HUP
Raise your hand: How many of you have heard of Heisenberg's Uncertainty Principle (HUP)?The form you're most likely familiar is: dx dp > constant. In words, the more information you have about an object’s position (x), the less information you can have about it’s momentum (p) [at a particular moment in time]. The less familiar form, but mathematically equivalent, is: dE dt > constant. In this version, E is energy and t is time.
I hate when people misuse the HUP or draw a feeble analogy to something completely unrelated.
But I’m going to do that now, because I’m trying to write a brief statement of a very general idea for a dissertation topic, and I’m running into trouble. Here’s the problem. Say I am interested in a long time period – 40 years or so. Say I am also interested in a topic of wide scope– say “print culture in American physics”.

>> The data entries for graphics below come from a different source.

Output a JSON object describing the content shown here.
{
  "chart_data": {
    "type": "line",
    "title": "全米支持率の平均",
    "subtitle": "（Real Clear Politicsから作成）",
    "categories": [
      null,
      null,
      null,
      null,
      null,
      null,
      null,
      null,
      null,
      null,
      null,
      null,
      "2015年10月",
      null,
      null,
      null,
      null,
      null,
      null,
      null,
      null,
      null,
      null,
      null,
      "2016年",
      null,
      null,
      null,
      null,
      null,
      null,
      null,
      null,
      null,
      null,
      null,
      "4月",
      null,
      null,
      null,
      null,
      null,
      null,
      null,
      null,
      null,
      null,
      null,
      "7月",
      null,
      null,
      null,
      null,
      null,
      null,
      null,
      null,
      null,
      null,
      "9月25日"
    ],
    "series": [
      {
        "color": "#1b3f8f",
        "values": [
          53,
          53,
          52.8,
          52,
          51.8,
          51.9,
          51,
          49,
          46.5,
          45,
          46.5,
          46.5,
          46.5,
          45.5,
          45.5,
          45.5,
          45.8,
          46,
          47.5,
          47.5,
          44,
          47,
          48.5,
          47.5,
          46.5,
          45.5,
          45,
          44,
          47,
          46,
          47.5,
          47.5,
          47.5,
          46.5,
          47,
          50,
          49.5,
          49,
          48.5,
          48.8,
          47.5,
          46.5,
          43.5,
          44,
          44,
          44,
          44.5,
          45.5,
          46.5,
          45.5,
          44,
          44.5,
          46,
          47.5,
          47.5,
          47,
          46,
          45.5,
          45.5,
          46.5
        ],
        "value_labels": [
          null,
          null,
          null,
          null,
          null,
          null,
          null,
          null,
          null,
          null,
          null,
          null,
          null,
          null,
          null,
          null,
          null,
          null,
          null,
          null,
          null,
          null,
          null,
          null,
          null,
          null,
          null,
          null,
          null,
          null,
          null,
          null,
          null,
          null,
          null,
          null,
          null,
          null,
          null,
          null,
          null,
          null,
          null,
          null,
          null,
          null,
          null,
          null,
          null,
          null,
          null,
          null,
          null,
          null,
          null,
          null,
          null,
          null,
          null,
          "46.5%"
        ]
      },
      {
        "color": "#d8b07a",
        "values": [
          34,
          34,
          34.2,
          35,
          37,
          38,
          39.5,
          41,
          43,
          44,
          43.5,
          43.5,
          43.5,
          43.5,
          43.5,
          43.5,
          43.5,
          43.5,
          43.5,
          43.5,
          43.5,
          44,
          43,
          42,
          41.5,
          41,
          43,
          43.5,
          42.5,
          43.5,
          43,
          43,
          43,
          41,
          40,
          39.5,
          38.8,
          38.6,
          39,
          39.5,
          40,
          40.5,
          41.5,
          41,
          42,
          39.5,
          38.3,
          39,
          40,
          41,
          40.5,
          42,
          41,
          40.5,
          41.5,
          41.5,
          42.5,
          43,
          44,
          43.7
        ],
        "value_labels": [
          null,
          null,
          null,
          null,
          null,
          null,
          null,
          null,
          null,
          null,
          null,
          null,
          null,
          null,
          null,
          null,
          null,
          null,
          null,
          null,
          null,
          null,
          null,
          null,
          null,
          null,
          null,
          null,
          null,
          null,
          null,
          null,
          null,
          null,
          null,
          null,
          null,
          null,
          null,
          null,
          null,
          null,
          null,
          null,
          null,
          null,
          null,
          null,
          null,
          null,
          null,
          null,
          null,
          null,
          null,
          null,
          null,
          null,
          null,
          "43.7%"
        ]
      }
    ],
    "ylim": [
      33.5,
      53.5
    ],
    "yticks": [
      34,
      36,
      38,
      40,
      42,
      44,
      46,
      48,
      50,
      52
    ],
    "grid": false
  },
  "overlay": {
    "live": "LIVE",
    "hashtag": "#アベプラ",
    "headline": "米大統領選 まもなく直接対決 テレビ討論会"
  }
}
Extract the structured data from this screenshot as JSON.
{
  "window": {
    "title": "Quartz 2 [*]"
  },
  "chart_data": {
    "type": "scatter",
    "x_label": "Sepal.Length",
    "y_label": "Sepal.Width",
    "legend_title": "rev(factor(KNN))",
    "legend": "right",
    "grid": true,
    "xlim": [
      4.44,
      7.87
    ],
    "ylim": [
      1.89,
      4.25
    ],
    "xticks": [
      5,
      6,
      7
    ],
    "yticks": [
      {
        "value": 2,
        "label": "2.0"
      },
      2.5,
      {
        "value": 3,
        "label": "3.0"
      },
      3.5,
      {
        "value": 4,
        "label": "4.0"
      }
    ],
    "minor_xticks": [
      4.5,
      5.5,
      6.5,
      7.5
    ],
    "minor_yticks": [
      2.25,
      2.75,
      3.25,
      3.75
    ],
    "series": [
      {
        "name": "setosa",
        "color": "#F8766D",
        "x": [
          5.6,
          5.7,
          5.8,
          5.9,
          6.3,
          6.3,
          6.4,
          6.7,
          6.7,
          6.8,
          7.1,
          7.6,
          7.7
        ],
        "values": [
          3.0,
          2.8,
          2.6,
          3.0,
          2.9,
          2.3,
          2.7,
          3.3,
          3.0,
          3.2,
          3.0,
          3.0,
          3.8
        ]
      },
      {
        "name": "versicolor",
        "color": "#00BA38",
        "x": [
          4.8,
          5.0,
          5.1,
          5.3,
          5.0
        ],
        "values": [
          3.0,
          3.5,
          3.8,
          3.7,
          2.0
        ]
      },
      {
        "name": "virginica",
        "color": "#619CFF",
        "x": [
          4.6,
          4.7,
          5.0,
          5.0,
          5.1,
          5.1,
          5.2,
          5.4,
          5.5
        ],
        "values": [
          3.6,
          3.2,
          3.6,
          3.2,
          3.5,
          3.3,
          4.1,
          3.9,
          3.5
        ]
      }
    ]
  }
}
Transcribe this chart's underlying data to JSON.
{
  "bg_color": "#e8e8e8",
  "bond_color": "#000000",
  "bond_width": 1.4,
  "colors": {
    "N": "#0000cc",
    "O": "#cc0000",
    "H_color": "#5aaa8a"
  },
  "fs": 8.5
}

It would seem to me that one would have to pick a narrow topic (read: graduate-level textbook publication in American high energy physics) and a long time period (40 years) OR a broad topic (print culture in American physics) and a short time period (5 years).
So we have the Dissertation Inequality Principle (DIP): dS dt < constant. Note the inequality is inverted. The broader the topical scope of the dissertation thematically (S), the shorter the time period you can consider (t), and vice versa. Having a wide scope and a time frame – in other words, attempting some sort of synthetic work – would violate the DIP. A dissertation that violates the DIP is more than likely bound for the morgue. (No pun intended.)
And with that, I have fulfilled my daily mathematics quota and sufficiently annoyed myself by bastardizing a perfectly good scientific rule into a historical rule.